The current issue of the American Journalism Review confirmed it is not just our imagination that the war is no longer leading on television news or on page 1 of daily newspapers. During the first 10 weeks of 2007, Iraq stories were 23 percent of the news on network TV stations; during the same period in 2008, it was 3 percent. On cable stations, it fell from 24 percent to 1 percent. Associated Press tracked 65 newspapers and found similar changes.
The story that kept us riveted to our televisions in 2003 as we invaded Iraq has been relegated to the inside pages of newspapers if it is reported at all. Perhaps, in part, because suicide bombings and sectarian violence continue month after month and are no longer new so, by definition, are not news.

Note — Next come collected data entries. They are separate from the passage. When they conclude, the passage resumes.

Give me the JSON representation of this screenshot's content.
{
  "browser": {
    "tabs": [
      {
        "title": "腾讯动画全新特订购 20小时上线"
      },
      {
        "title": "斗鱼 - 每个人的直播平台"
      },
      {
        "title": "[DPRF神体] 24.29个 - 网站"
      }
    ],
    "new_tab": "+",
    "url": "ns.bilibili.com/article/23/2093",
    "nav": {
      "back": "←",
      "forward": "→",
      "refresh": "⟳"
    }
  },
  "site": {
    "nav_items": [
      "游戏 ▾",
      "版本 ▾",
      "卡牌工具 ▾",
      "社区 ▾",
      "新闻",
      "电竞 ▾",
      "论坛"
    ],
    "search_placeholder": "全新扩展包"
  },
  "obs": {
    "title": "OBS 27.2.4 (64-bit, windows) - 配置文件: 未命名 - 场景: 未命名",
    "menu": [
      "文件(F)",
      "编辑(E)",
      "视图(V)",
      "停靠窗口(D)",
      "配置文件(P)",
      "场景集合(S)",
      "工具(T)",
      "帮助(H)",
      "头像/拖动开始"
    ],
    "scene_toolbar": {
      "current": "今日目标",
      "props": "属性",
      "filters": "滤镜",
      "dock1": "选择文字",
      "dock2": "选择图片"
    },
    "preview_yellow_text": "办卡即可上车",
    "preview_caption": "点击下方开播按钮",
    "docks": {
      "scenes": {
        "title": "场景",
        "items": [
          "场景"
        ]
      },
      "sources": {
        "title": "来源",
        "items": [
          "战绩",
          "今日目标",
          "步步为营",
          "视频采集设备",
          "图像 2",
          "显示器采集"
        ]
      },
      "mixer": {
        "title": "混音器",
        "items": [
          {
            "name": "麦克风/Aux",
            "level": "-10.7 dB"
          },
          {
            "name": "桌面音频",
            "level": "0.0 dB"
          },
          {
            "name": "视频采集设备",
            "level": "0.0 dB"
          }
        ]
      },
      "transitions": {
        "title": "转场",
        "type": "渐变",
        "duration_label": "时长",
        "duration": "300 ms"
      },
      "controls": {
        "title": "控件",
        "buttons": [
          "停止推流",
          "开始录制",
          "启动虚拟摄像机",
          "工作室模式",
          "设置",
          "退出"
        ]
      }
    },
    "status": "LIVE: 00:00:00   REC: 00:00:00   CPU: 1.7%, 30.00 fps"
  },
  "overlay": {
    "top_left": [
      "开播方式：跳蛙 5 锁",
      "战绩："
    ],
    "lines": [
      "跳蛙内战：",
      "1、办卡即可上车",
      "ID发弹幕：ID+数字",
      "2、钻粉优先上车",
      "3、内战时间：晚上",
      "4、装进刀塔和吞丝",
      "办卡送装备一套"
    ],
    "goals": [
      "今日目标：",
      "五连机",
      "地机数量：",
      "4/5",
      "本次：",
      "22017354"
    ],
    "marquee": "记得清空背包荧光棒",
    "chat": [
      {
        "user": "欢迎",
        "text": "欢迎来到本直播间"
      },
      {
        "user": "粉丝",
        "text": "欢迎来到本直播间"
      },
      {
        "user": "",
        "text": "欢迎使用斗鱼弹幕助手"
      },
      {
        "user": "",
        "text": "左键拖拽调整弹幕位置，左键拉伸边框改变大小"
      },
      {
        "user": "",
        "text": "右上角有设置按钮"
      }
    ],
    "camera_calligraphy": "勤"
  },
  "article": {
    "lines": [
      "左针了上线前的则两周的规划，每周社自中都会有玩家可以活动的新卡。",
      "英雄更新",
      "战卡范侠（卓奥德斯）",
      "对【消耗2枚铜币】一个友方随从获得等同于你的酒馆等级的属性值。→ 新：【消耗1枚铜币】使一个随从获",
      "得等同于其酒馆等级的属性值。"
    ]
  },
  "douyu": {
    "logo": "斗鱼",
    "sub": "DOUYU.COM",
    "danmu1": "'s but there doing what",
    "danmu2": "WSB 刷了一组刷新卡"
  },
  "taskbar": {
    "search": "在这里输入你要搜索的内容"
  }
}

War fatigue - in readers as well as journalists - may be another factor. In March 2008, only 28 percent of Americans knew that 4,000 military personnel had lost their lives in the conflict, according to a survey by Pew Research Center. Eight months before that, 54 percent of Americans knew the number of casualties. This fatality rate creeps up steadily; but without a draft, it does not affect so many people personally.
The economy has become the lead news story replacing the war, although it is costing $12.5 billion per month. The presidential race has been the other big item this year. As the election draws near, the Iraq War may again grab the headlines as the candidates debate the best way to handle the situation.
The war may be old news to a lot of people but for the troops and their families it remains of intense interest. Let's keep the troops in our hearts and in our prayers.